Of course! He’d forgotten all about poor Henry. He was the little boy who had hanged himself. There he was, standing in front of his mother, Lady Fitzallen, her hands resting protectively on his shoulders. He was a big-eared self-conscious-looking boy dressed in a sailor suit his head tilted to one side, squinting into the sun.

Donahue shivered.

He’d hated hearing that story when he was little. Nelly Jones, Nancy’s mother, had gone to call Henry William one morning as she always did, but had found his bed empty and discovered him hanging from a rope in the bathroom.

Apparently he’d had a beating off his father the night before for some wrongdoing or other. They never knew whether he meant to hang himself or if it was a prank that went wrong.

“He was a sensitive little fellow, a darling little boy. He thought the world of his mother. You can bet your life that there was more to that than met the eye,” Donahue’s mammy had always said.

Nelly Jones had been so distraught that she’d left Kilgerry soon after.

Donahue smiled; he used to get really jealous when he was a little boy because every time his mammy had looked at the photograph she’d put up her hand to touch Henry’s face. Many a time, on the sly, Donahue had glared up at the little boy and poked out his tongue when his mammy was out of the way.

Lady Fitzallen was never the same after the boy took his own life. She went to pieces completely and even though she had two more children she never recovered properly.

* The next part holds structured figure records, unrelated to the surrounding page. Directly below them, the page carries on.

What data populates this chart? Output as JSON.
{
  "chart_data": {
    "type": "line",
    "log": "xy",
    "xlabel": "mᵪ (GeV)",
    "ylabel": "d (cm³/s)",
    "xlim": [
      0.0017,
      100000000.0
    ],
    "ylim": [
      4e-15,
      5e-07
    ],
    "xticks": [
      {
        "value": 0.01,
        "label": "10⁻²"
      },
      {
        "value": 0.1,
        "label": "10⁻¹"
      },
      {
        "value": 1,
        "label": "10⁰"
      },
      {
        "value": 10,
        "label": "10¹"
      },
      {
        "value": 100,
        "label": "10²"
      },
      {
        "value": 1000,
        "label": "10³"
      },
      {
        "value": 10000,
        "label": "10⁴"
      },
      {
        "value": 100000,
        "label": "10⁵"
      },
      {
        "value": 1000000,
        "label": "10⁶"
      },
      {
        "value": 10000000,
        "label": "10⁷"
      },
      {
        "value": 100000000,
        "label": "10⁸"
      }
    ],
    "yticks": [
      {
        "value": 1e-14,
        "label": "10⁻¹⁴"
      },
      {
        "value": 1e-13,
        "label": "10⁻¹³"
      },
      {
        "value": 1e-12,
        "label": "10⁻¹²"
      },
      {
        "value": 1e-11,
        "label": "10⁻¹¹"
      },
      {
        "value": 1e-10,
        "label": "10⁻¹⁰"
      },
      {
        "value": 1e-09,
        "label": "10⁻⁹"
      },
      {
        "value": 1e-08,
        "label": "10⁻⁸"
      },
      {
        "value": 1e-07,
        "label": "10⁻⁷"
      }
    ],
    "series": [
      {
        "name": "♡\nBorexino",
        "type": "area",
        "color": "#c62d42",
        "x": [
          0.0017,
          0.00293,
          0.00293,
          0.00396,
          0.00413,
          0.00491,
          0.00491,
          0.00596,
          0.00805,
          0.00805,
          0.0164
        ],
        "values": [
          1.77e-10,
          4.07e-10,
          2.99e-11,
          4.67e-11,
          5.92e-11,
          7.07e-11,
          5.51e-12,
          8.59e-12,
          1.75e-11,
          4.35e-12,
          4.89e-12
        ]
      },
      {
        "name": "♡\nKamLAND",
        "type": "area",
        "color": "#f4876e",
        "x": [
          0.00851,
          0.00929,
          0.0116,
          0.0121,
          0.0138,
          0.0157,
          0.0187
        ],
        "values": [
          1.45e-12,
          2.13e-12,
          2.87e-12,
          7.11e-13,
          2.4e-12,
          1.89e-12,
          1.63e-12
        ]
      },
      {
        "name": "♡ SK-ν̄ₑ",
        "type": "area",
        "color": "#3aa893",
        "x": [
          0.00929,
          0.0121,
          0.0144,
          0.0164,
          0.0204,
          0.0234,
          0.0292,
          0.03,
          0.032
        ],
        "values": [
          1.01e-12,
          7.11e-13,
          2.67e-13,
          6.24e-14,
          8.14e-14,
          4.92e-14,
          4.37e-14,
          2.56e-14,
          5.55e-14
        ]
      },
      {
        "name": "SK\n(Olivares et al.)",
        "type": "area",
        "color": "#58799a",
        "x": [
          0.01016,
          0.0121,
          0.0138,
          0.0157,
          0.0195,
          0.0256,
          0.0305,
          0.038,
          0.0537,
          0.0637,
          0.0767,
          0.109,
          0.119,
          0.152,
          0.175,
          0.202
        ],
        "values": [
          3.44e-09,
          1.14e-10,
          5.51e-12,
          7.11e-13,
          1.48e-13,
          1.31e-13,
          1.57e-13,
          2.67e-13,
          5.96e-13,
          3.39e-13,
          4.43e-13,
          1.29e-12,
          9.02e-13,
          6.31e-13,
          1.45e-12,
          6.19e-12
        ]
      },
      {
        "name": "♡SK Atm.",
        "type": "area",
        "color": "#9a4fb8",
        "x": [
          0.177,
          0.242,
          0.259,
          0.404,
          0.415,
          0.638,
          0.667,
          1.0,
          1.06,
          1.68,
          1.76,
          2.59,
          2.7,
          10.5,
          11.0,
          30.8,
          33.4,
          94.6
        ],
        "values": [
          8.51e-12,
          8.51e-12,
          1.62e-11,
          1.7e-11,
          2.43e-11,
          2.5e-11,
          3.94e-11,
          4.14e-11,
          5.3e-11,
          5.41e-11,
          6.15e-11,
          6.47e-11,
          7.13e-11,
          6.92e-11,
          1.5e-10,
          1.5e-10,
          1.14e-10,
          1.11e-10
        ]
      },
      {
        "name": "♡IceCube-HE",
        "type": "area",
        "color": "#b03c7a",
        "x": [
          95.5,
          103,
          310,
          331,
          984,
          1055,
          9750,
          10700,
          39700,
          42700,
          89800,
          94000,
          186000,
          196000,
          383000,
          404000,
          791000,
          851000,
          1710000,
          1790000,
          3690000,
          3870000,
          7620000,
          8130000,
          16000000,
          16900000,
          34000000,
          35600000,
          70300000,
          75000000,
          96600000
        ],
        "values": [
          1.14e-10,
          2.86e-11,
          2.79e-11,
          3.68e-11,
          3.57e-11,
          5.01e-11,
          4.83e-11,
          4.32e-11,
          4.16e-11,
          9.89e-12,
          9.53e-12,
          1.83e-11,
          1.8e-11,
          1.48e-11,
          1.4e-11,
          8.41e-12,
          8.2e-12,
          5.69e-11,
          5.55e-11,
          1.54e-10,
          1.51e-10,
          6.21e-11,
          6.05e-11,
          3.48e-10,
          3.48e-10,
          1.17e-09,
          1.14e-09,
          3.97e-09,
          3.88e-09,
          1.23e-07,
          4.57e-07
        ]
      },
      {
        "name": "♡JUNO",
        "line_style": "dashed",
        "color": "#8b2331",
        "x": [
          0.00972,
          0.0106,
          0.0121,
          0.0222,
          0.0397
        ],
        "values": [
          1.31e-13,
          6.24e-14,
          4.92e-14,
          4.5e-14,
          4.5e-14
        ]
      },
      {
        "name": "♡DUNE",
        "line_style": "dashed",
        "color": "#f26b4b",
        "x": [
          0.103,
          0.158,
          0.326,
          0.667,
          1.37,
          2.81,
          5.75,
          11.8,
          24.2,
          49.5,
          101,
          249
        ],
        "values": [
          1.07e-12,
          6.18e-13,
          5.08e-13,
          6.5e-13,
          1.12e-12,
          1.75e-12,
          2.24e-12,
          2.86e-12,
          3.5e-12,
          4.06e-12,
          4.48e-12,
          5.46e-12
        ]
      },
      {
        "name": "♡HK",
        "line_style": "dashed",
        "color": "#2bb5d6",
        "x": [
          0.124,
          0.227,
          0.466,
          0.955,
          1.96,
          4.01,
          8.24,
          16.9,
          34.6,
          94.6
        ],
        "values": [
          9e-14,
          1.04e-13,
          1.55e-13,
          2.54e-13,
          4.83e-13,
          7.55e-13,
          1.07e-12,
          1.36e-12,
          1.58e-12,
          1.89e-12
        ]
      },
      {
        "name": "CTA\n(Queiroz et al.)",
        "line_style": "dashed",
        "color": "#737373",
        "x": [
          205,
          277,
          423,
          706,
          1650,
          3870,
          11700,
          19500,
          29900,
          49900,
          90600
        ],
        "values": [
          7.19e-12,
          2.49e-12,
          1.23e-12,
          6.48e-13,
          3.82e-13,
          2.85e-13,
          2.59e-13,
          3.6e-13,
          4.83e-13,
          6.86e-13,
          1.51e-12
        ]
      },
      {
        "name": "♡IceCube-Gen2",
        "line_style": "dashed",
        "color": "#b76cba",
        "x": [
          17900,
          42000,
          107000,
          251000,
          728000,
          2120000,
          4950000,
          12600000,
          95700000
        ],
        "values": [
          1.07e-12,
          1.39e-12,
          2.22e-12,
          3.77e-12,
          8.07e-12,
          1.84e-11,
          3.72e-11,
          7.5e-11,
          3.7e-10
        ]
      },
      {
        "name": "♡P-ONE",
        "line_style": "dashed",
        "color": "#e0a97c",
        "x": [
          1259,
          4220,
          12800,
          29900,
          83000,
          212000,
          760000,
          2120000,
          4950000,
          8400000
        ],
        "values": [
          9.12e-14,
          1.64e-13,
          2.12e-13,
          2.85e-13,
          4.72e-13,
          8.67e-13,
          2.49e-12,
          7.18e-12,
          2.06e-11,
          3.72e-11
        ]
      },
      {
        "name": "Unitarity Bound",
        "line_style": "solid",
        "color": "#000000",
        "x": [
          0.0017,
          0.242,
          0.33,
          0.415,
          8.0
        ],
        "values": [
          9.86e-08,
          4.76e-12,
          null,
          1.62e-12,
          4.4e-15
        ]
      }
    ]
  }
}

A year after Henry’s death she’d given birth to another son, George, the same year Donahue had been born, and then a daughter many years later. They were a family cursed. There was some gossip about the boy George; Donahue seemed to remember that he had been sent off in disgrace. And then, years later, the only daughter had disappeared and never been found.

Dear God. Anyhow, his own parents had got well acquainted, a bit of how’s your father and then Bob’s your uncle and there was a quick wedding and a swift exit from Kilgerry and a long and happy marriage.

Nelly Jones, the nanny, had surfaced again a few years later, now called Mrs Carmichael, recently widowed, with a toddler, Nancy. She’d bought the little house in Clancy Street and lived out her respectable widowhood in Ballygurry. He’d never liked Mrs Carmichael much, she was a funny old stick with her airs and graces and swanky talk.